ASSESSMENT OF CURRENT RESULTS AND OUTLOOK ON FUTURE EFFORTS

QUANTUM INFORMATION SCIENCE THEORY

SPIN-OFF TO OTHER FIELDS

A very exciting aspect of theoretical work in QIS is the impact that it is beginning to make on other fields of science. In the case of classical computing such insights include the first exponential bounds on certain locally decodable codes, classical proof systems for lattice problems, bounds on the query complexity of local search problems, an efficient classical cryptographic scheme whose security is based on quantum considerations, and a quantum method to compute how many Toffoli gates are required to realize a reversible classical computation. The potential that QIS is offering for classical computing and mathematics may be understood by the following analogy. Real analysis is a very successful discipline but it contained a number of unsolved problems that were only solved by considering complex numbers, i.e. going to a larger space in which to describe the problem. By analogy we expect that moving from classical state space into the much larger quantum mechanical state space we will find novel approaches towards the solution of problems that ostensibly lie entirely within the classical realm. As the enormous size of the quantum mechanical state space is due to entanglement, one may view this as a further consequence of entanglement and a further justification for the importance of the study of entanglement (see section 4.3.6).
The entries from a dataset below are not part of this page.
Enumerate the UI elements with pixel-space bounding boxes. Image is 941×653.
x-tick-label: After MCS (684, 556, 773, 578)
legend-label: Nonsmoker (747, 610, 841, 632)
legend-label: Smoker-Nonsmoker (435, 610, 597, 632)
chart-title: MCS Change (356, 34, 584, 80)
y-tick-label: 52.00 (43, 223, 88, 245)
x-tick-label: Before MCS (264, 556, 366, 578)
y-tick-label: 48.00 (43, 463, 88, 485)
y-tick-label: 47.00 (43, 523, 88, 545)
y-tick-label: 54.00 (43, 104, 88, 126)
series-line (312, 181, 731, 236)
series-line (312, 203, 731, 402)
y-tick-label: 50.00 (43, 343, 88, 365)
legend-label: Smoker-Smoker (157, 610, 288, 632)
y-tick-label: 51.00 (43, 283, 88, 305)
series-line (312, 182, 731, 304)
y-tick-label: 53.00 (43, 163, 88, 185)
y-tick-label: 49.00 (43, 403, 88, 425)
Relatively recently the study of the role of entanglement in infinitely extended quantum many-body systems and quantum field theories has attracted considerable interest. Many of the questions that are now being asked in this area can only be answered or even formulated correctly because of the many insights and techniques gained in the research in entanglement theory in recent years. These results have already born fruits in the development of novel simulation techniques for quantum many-body systems - generalization of the Density Matrix Renormalization Group (DMRG) method -, novel facets of correlations and phase transitions in spin systems and quantum field theories and solutions of longstanding open questions.

This demonstrates that the research into entanglement, its characterization, manipulation and quantification will not only continue to have impact within quantum information but is now reaching the stage where its insights are being applied to other areas of physics, with potentially enormous benefits, both intellectually but perhaps also commercially.

Key references

[1] I. Kerenidis and R. de Wolf, Exponential lower bound for 2-query locally decodable codes via a quantum argument, quant-ph/0208062, http://xxx.arxiv.org.

[2] S. Popescu, B. Groisman and S. Massar, Lower bound on the number of Toffoli gates in a classical reversible circuit through quantum information concept, quant-ph/0407035, http://xxx.arxiv.org.

[3] J. I. Latorre, E. Rico, and G. Vidal, Ground state entanglement in quantum spin chains, Quant. Inf. Comp. 4, 048 (2004).

[4] F. Verstraete, D. Porras and J. I. Cirac, DMRG and periodic boundary conditions: a quantum information perspective, Phys. Rev. Lett. 93, 227205 (2004).

[5] M. B. Plenio, J. Eisert, J. Dreissig and M. Cramer, Entropy, Entanglement, and Area: Analytical Results for Harmonic Lattice Systems, Phys. Rev. Lett. 94, 060503 (2005).